Creo que nuestro problema en muchas ocasiones no es no saber lo que Dios quiere de nosotros, sino saberlo demasiado bien, hasta el aburrimiento. Varias veces a lo largo del año, mis alumnos de 2º de Bachillerato hacen comentarios de texto. Como son tareas largas y que no tienen solo una solución correcta, el proceso de corrección es largo y tedioso. Cuando estoy en casa con todos los trabajos por corregir, a menudo estoy deseando que surja cualquier obligación inesperada que me libere de la tarea. Pero no porque no sepa qué es lo que debo hacer. Es precisamente porque lo sé demasiado bien.
Buscando excusas
Con Dios pasa lo mismo. ¿Es que no sabemos ya lo que tenemos que hacer? Creo que lo sabemos demasiado bien. Pero a veces nos da pereza o nos aburre. O simplemente no queremos hacerlo. Qué bien nos vendría que se nos apareciera en una zarza ardiente y nos mandara a liberar a su pueblo de Egipto. La excusa perfecta para escapar de la rutina. Pero, no estoy seguro de que sea eso lo que queremos.
Si cuando estoy delante de los comentarios de texto se me aparece mi hijo y me dice que tengo que ayudarlo a hacer la Torre Eiffel con palillos de dientes, me voy con él con los ojos cerrados. Pero, ¿es realmente eso lo que querría? Al cuarto palillo estaría esperando cualquier otra aparición que me librara de la nueva tarea.
Dios habla en estéreo
Creo que el problema no es escuchar a Dios. Habla por todas partes. Lo que queremos escuchar es algo distinto. Pero lo principal está dicho. Si no se nos ocurre nada basta con que cojamos el sermón del monte, por ejemplo. Con eso tenemos para una temporadilla.

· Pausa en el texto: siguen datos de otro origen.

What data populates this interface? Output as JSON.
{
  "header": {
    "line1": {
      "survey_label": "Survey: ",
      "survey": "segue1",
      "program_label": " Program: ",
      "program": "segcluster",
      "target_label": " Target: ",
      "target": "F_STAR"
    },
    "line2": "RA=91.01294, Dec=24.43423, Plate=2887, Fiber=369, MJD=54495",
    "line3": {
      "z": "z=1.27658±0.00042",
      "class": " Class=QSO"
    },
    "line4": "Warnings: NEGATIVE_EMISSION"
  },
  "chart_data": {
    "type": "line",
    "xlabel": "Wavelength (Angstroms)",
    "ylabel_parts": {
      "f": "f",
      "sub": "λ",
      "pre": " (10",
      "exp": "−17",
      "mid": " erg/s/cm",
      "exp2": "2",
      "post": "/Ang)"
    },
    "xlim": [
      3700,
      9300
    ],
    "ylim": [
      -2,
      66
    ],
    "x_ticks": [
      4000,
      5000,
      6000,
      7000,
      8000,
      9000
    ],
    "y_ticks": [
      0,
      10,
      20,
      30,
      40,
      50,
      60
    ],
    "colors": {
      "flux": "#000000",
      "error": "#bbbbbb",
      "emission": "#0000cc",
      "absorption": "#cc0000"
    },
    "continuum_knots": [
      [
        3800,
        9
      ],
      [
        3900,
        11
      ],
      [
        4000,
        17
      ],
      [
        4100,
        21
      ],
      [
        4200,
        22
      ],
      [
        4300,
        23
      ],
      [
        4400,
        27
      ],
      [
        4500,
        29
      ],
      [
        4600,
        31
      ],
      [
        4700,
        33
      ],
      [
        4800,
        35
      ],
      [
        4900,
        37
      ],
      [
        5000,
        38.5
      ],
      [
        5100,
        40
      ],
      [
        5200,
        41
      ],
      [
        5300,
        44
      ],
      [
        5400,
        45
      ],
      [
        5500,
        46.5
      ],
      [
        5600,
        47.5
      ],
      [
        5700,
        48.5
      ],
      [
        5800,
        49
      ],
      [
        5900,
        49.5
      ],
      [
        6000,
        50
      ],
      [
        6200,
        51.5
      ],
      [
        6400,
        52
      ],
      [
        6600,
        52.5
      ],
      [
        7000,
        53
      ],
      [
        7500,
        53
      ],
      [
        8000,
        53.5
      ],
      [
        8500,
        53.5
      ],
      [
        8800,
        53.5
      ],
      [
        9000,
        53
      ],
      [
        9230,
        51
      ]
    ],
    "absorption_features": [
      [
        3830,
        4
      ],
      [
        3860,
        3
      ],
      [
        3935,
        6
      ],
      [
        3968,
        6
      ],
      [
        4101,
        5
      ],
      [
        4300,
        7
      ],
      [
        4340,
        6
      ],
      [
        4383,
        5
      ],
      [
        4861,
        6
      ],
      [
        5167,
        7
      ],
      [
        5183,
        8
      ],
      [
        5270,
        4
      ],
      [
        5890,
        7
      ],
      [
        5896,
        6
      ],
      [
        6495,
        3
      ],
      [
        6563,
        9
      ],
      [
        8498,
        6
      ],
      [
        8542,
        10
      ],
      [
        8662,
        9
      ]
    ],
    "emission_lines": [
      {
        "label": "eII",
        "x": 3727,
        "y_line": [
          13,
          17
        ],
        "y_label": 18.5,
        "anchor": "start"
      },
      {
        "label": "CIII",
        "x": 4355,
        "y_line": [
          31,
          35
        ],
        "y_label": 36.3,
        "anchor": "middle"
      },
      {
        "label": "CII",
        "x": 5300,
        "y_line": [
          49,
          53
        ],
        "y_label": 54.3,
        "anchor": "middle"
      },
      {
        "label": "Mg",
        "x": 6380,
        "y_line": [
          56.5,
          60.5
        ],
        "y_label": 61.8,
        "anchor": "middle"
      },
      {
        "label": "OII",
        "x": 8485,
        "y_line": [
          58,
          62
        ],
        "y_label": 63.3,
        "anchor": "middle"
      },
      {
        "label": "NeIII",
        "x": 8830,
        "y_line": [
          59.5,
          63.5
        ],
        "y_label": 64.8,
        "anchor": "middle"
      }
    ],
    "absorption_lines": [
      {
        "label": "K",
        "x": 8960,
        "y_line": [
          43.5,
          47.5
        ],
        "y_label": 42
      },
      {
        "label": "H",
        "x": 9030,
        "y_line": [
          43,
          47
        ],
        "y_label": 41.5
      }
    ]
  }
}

Por supuesto que no me refiero a esos momentos en la vida en los que uno tiene que hacer un discernimiento serio de una cuestión concreta que exige otros métodos y otra forma de interrogar a Dios y de escucharle. Pero para la mayoría de los momentos basta con prestar atención de forma adecuada.
Enfocando los sentidos
Recuerdo que cuando estaba en la facultad estuve en una fiesta en el piso de un amigo. Se llamaba Vicente. En la sala del piso tenía colgada una de esas láminas que esconden un dibujo en tres dimensiones y que tienes que mirar de una forma especial para encontrarlo. Después de mucho esfuerzo conseguí ver la figura oculta, aunque fragmentariamente. Se trataba de un tren cuya vía recorría un paisaje lleno de grandes cactus. Nunca he sido de beber mucho, pero en aquella fiesta debí hacerlo más de lo recomendable, porque, a medida que avanzaba la noche, cada vez veía aquel tren con mayor claridad. Bastaba con que me pusiera delante de la lámina. Creo que veía el tren hasta de lejos. Afortunadamente no hay que hacer nada raro para escuchar lo que Dios nos dice. Basta con querer, porque el mensaje está ahí siempre.
El otro día una amiga me mando un meme que refleja muy bien todo esto. En él aparece un hombre que habla con el pastor:
- Pastor, quería que Dios me hablara.
- ¡Fácil!, solo tienes que leer la Biblia.
- Pero yo me refiero de forma audible.
- Descarga la Biblia en audio.
Es lo que hay. Es cuestión de tener la entereza suficiente y seguir caminando.
Querría terminar con las palabras del salmo 94: “Ojalá escuchéis hoy la voz del Señor: no endurezcáis el corazón”.
Genial el artículo, Carlos!! Me ha encantado!!